Oleh Jansen H. Sinamo
Sebab jika aku lemah, maka aku kuat. (2 Kor 12: 10b)
Minggu lalu saya dapat kiriman cerita dari sahabat saya, seorang petinggi besar di republik ini. Katanya, cerita itu pernah dimuat dalam Bits & Pieces, August 15, 1996. ”Bagus sekali pelajaran yang saya petik: jangan terperangkap
pada apa yang dipandang sebagai kelemahan. Ubahlah pasir itu menjadi
sebuah mutiara yang berkilau”, kata sahabat saya itu sampil mengutip judul salah satu buku saya: Mengubah Pasir Menjadi Mutiara (Jakarta: Penerbit Mahardika, edisi ke-5, Juli 2006).

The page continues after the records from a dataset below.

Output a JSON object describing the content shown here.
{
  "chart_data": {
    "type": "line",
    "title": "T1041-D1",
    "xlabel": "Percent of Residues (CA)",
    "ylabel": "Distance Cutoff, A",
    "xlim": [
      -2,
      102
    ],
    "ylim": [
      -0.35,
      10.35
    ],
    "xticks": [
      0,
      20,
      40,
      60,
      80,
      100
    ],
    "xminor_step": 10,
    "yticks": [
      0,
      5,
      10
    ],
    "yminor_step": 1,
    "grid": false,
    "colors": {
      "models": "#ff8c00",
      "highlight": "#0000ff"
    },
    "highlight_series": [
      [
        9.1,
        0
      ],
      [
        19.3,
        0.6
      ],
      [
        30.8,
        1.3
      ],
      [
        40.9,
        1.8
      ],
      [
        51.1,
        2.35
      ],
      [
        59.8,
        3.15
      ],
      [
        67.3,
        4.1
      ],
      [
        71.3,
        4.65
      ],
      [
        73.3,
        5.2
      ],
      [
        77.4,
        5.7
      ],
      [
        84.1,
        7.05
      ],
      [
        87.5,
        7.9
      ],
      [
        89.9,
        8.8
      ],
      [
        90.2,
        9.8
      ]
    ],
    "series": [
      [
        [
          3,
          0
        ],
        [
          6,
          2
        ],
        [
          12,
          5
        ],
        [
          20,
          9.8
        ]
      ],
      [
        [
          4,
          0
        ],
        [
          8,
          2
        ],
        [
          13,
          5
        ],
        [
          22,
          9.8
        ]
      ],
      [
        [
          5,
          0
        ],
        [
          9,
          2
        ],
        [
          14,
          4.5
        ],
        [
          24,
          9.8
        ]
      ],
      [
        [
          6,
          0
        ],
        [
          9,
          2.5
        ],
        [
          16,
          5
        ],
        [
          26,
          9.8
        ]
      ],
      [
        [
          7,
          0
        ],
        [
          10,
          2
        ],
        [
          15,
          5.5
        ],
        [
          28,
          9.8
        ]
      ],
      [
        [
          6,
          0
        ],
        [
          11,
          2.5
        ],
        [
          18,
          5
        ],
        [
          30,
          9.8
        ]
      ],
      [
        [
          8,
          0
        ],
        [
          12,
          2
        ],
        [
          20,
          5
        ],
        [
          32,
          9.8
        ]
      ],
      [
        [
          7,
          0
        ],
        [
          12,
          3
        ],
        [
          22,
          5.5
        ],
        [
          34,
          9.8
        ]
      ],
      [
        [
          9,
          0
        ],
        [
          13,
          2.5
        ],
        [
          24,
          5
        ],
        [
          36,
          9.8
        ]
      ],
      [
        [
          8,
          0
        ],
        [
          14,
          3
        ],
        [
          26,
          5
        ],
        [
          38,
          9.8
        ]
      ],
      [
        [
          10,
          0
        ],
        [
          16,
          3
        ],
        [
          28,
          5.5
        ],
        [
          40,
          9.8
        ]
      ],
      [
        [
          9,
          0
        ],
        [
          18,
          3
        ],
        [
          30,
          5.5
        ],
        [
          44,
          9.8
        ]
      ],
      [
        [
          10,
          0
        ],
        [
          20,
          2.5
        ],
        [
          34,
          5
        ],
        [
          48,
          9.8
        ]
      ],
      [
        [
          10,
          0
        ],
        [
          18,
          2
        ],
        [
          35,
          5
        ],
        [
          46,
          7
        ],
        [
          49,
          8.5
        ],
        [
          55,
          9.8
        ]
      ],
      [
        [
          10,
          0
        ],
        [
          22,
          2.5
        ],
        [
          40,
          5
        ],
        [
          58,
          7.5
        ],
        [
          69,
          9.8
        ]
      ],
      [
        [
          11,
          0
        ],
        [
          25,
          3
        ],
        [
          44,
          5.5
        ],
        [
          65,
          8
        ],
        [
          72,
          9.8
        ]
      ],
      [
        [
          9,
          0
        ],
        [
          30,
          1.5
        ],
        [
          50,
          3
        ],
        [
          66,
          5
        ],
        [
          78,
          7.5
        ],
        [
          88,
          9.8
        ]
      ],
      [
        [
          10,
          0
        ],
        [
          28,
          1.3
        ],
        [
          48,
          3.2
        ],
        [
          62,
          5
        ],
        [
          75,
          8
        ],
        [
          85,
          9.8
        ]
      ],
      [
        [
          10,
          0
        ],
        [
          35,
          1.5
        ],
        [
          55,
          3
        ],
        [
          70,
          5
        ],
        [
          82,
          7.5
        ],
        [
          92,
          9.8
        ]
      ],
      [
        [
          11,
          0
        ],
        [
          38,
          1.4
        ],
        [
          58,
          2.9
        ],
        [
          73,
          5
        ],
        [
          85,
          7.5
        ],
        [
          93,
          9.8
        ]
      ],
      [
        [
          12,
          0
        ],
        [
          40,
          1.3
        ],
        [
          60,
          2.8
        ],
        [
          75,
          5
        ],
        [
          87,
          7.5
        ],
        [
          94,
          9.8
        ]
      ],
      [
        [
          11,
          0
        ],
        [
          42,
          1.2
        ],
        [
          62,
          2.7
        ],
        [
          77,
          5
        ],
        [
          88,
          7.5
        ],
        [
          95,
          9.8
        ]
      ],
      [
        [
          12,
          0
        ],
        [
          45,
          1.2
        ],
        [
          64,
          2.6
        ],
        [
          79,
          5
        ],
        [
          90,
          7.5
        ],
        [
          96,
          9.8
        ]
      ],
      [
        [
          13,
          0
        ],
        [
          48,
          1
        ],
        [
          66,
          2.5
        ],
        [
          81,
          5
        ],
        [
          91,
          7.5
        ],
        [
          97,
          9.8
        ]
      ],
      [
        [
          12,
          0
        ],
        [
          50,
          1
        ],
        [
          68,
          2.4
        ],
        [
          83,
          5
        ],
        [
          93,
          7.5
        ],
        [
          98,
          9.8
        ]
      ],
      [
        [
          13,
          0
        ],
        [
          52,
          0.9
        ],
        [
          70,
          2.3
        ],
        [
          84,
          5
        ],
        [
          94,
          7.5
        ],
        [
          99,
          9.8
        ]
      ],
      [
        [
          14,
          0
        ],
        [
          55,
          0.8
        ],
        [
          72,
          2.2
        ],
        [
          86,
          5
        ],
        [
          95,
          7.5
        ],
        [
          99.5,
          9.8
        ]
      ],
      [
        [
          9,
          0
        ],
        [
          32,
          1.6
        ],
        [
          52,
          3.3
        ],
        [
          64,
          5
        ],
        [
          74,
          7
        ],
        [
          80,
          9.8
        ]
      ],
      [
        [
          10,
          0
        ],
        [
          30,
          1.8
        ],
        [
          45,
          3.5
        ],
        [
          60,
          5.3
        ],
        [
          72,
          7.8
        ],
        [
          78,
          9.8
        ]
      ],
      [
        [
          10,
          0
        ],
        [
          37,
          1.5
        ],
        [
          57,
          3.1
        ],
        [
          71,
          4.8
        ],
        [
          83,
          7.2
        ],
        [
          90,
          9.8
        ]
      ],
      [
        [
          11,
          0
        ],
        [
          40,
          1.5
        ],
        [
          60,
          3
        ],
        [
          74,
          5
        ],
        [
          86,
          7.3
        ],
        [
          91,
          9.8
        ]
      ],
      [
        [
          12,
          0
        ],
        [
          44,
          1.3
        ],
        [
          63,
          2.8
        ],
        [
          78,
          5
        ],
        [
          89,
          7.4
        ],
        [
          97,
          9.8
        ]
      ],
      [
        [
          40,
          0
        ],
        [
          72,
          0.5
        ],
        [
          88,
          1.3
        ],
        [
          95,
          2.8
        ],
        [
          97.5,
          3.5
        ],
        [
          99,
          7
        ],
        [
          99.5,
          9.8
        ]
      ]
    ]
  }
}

Dikisahkan, seorang bocah Jepang berusia 10 tahun memutuskan belajar judo walaupun ia telah kehilangan lengan kirinya dalam sebuah kecelakaan mobil.
Bocah ini benar-benar penurut, sehingga meski tidak paham, ia patuh saja walaupun selama tiga bulan gurunya hanya mengajarkannya satu gerakan saja.
“Sensei,” akhirnya si bocah bertanya, “Bukankah saya seharusnya sudah belajar gerakan lainnya?”
“Ini adalah satu-satunya gerakan yang kamu tahu, tapi ini juga satu-satunya gerakan yang perlu kamu ketahui”, jawab sang Sensei.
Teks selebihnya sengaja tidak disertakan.